I have Bt+s ~ N (0, t+s) and Bs ~ N(0,s).
I want to find the mean and variance of Bt+s + Bt+s - Bs - Bs.
(i) I know that the sum of independent normals is again normal with mean = sum of means and variance = sum of variances.
(ii) I also know that cX ~ N(cμ, c2σ2)
The Attempt at a Solution
Obviously the mean is easy to calculate since it is 0 all round, but I'm having problems with the variance.
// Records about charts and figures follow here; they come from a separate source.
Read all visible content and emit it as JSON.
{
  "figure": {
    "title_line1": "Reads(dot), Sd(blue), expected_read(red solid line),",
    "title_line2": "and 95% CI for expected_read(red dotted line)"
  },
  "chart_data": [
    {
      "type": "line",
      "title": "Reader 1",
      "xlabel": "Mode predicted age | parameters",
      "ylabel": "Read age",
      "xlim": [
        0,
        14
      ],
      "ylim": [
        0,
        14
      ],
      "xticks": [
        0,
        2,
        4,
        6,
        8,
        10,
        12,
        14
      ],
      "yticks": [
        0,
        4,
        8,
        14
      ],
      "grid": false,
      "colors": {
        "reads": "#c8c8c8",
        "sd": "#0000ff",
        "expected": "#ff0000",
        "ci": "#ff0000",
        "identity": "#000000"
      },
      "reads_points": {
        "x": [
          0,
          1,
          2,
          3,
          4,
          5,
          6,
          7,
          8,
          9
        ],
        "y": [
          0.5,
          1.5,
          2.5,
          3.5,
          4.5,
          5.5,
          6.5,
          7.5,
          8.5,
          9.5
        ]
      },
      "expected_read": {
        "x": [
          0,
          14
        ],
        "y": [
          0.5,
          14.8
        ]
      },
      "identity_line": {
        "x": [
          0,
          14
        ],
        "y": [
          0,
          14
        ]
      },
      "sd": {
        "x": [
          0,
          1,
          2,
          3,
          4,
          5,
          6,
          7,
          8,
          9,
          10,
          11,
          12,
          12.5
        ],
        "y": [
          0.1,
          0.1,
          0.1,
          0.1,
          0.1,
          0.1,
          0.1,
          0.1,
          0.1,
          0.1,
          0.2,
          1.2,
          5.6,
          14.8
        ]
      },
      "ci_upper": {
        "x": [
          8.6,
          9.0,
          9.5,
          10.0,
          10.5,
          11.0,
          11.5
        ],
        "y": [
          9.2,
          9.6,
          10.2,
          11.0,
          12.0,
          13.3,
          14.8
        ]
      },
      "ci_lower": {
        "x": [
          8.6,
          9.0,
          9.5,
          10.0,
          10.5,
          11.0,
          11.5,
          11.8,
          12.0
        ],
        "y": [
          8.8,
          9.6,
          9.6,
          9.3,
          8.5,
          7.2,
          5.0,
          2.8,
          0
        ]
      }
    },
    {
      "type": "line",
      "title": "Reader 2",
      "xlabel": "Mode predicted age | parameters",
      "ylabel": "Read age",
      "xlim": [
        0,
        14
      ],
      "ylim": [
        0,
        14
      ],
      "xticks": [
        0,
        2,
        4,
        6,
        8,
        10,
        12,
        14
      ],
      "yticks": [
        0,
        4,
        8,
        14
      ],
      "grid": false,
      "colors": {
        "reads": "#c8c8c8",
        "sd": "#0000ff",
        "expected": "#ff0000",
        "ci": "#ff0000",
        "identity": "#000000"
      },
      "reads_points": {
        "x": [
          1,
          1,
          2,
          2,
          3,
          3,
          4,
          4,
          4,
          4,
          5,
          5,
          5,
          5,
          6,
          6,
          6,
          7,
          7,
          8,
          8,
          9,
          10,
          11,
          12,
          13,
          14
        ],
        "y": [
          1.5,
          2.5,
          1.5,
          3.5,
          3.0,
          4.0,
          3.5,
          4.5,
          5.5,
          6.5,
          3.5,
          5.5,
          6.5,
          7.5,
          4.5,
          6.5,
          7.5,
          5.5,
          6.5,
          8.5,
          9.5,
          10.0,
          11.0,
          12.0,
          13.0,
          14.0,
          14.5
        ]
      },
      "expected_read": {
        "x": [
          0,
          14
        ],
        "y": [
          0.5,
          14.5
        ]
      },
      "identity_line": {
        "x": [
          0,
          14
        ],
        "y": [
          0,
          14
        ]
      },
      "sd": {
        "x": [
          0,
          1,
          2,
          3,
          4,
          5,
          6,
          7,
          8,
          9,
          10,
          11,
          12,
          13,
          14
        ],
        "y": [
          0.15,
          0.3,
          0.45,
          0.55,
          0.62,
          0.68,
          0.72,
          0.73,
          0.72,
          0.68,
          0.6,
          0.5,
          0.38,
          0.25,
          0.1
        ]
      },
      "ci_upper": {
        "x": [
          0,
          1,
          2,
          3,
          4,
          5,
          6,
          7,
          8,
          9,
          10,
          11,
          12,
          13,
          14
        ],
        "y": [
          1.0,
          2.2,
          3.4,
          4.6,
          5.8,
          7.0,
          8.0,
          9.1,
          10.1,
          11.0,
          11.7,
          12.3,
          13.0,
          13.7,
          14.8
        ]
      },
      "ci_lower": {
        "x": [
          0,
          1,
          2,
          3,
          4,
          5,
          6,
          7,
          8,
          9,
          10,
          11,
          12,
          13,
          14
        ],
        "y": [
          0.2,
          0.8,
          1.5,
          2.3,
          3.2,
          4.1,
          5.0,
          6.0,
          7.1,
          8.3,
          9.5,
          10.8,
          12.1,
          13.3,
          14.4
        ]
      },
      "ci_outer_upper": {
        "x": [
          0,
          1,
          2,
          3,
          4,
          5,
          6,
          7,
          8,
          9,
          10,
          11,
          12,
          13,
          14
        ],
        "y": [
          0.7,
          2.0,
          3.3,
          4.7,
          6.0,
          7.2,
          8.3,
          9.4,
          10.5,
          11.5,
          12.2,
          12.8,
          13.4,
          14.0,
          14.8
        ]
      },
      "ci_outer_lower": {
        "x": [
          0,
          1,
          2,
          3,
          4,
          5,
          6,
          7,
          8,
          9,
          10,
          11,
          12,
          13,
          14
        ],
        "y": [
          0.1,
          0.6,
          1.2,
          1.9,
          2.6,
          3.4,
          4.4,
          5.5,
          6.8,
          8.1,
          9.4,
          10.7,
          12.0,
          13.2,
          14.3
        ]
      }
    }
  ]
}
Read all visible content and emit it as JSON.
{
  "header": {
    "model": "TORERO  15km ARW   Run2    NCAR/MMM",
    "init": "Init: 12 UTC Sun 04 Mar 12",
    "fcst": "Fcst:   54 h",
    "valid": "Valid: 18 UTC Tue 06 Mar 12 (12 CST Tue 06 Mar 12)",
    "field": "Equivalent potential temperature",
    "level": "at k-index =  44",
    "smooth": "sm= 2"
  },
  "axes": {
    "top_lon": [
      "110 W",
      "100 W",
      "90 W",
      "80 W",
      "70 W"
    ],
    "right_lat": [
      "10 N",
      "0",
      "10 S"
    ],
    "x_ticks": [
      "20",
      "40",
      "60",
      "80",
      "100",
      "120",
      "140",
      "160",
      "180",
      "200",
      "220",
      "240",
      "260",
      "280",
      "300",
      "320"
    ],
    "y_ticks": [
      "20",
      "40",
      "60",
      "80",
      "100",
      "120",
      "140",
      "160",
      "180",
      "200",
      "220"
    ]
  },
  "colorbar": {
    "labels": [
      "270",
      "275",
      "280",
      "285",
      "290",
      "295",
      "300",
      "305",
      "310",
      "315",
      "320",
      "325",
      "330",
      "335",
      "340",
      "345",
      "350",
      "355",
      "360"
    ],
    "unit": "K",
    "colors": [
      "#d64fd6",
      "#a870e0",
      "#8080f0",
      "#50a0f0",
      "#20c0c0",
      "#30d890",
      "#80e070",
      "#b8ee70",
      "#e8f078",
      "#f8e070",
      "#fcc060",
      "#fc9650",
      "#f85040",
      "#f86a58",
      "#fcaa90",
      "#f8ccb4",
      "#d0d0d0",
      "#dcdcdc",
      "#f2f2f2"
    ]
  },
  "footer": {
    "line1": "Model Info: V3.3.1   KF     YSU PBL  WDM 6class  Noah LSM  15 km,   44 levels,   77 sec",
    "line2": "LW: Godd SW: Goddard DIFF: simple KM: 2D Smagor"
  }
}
If I wanted to find distribution of:
Bt+s + Bt+s it would be ~N(0,t+s+t+s)
No issues here
But now since I have a negative infront of the Bs, how will that come into effect? Notice how property (i) above is regarding the sum of independent normals, what about the difference between two independent normals?
Do I change -Bs (by property (ii) above) so that it has a distribution ~ N ((-1)0, (-1)2(s))
Does this change the negative out the front of Bs to a positive?
i.e, -Bs ~ N (0, s) and then sum the variances so that:
Bt+s + Bt+s - Bs - Bs ~ N (0, (t+s)+(t+s)+(s)+(s))
i.e. Bt+s + Bt+s - Bs - Bs ~ N (0, 2t+4s)?
hope it all makes sense